In my previous post about eating my own dog food I outlined three settings where BugTracker.NET struggles or falls short entirely to be a good fit. In this post I’ll go into detail about one of them, a “big company with hierarchy, division of labor, and rules about who is allowed to do what”.
I’m going to describe a database model that such a setting might demand. I’ll start simple, and then as I add requirements, I’ll revise the model.
I’ll start with a table of “issues”. There are different types of issues: bugs, enhancements, tasks, trouble tickets, so I add a lookup table of “issue types”. Issues can be in various statuses like “new”, “in progress”, “closed”, so I’ll add a lookup table of “statuses”. And of course, there are users. Here’s my simple model so far...
Issues
Issue types
Statuses
Users
It turns out that there are different kinds of users, such as “programmers”, and “testers”. These are “roles”. And it turns out that this company has restrictions about who can change a status from one to another, depending on a person’s role.
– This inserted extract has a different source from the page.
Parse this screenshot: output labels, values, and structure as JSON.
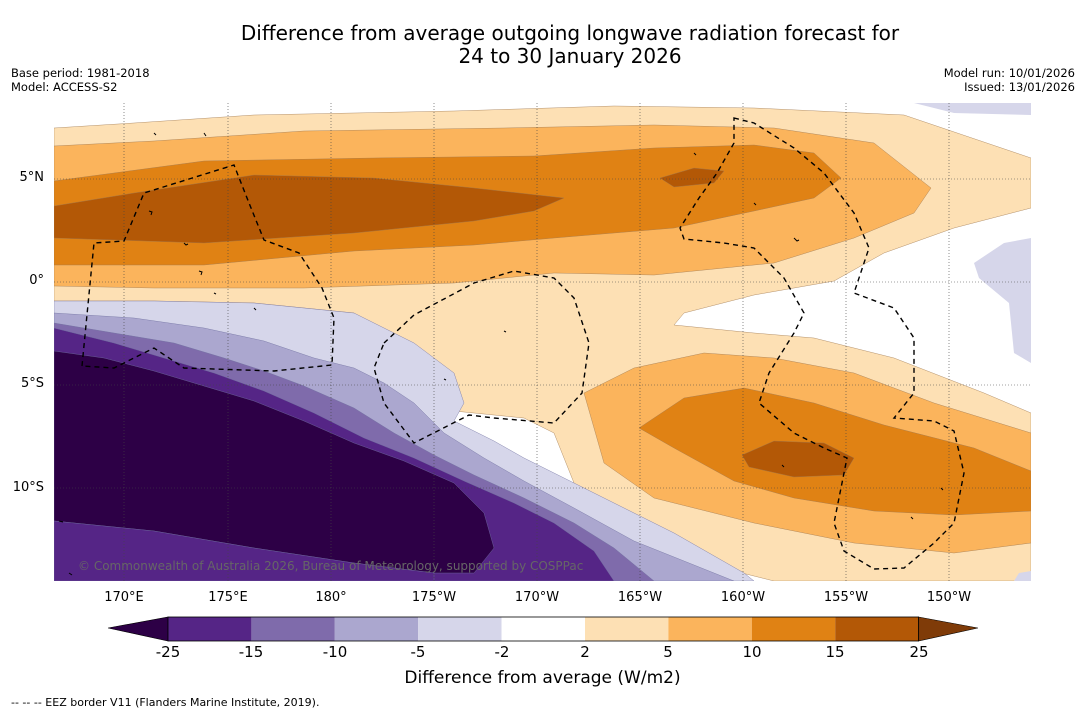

Maybe only “testers” can change a bug’s status to “passed testing”. Altering the model accordingly...
Issues
Issue types
Statuses
Users
Roles: A user must be associated with a role (just one role).
Roles - Statuses: Defines which roles can use which statuses.
It turns out, that the life cycle of one issue type isn’t the same as another. A “bug” might have statuses like “new”, “assigned”, “ready for testing”, “tested”, “shipped”, “closed”. A “task” might have statuses like “new”, “in progress”, “done”, etc. Altering the model according...
Issues
Issue types
Issue type statuses: Each issue type has its own set of statuses.
Users
Roles
Roles – Issue type statuses: Defines which roles can use which statuses.
It turns out that the people sometimes don’t understand the correct sequence of statuses. If a bug is now in “ready for testing” status, the next status couldn’t be “new”. It would have to be something like “passed testing” or “failed testing”. Altering the model accordingly...
Issues
Issue types
Issue type statuses
Issue type statuses – related statuses: Defines which statuses are valid “pre” and “post” states for any given status.
Users
Roles
Roles – Issue type statuses.
It’s a big company. There isn’t just one project, and different teams want to do things different ways. So, let’s add “Project” and allow everything that’s configurable to vary by Project. Also, the same person might be on more than one project and have different roles on the different projects... (See my "Empathy with Jira" post - this is what Jira's customers want.)
Issues
Project
Project Issue types
Project Issue type statuses: Each issue type has its own set of statuses. Issue types and their statuses are defined per project.
Users
Project Role
User – Project Role: Same person, different roles on different projects.
Project Roles – Issue type statuses: Defines which roles can use which statuses.
Project Issue type statuses – related statuses: Defines which statuses are valid “pre” and “post” states for any given status.
See where I'm going with this? With each new requirement, control and configuration is getting more and more granular. On the one hand, the model is becoming more like the real world, but on the other hand, the model is becoming unwieldy.
Did you ever try to model a contact list, or address book? John and Mary have their home, their summer home, their workplaces, their home phones, their cell phones, the phone in their summer home. If you modeled that like a relational database designer, it would end up being a very complicated model. You might have entities like Person, Location, Location Type, Phone, Person/Phone, Location/Phone, Household, Household/Location. Real world contact lists - like the ones in Yahoo mail or Gmail - flatten out everything. Easier for us to understand.
As a data model becomes more complicated, as there are more "by's", as in status BY item type BY project, the GUI becomes more complicated also. The task of configuration becomes bigger, more time-consuming, more daunting. While I do want BugTracker.NET to be more adaptable, I always want it to remain a good choice for the small, fast, informal, non-hierachical team.
Right now, BugTracker.NET's data model is the first model I described. Very simple. (BugTracker.NET does have "Projects", but item types and statuses are global, not per project). The model is too simple to meet the requirements of a big organization that wants an issue tracker to help enforce hierarchy and division of labor. In the near future - the coming weeks - I will be adding the concept of role to BugTracker.NET in December (it's already implemented in the development codebase), but I don’t have plans in the near future to support different status types for different issue types and no near-term plans for enforcing valid pre/post status transitions. So, because BugTracker.NET lacks the means to enforce hierarchy, division of labor, workflow, I think that large corporations, which tend to be enforcement-minded, would find it lacking.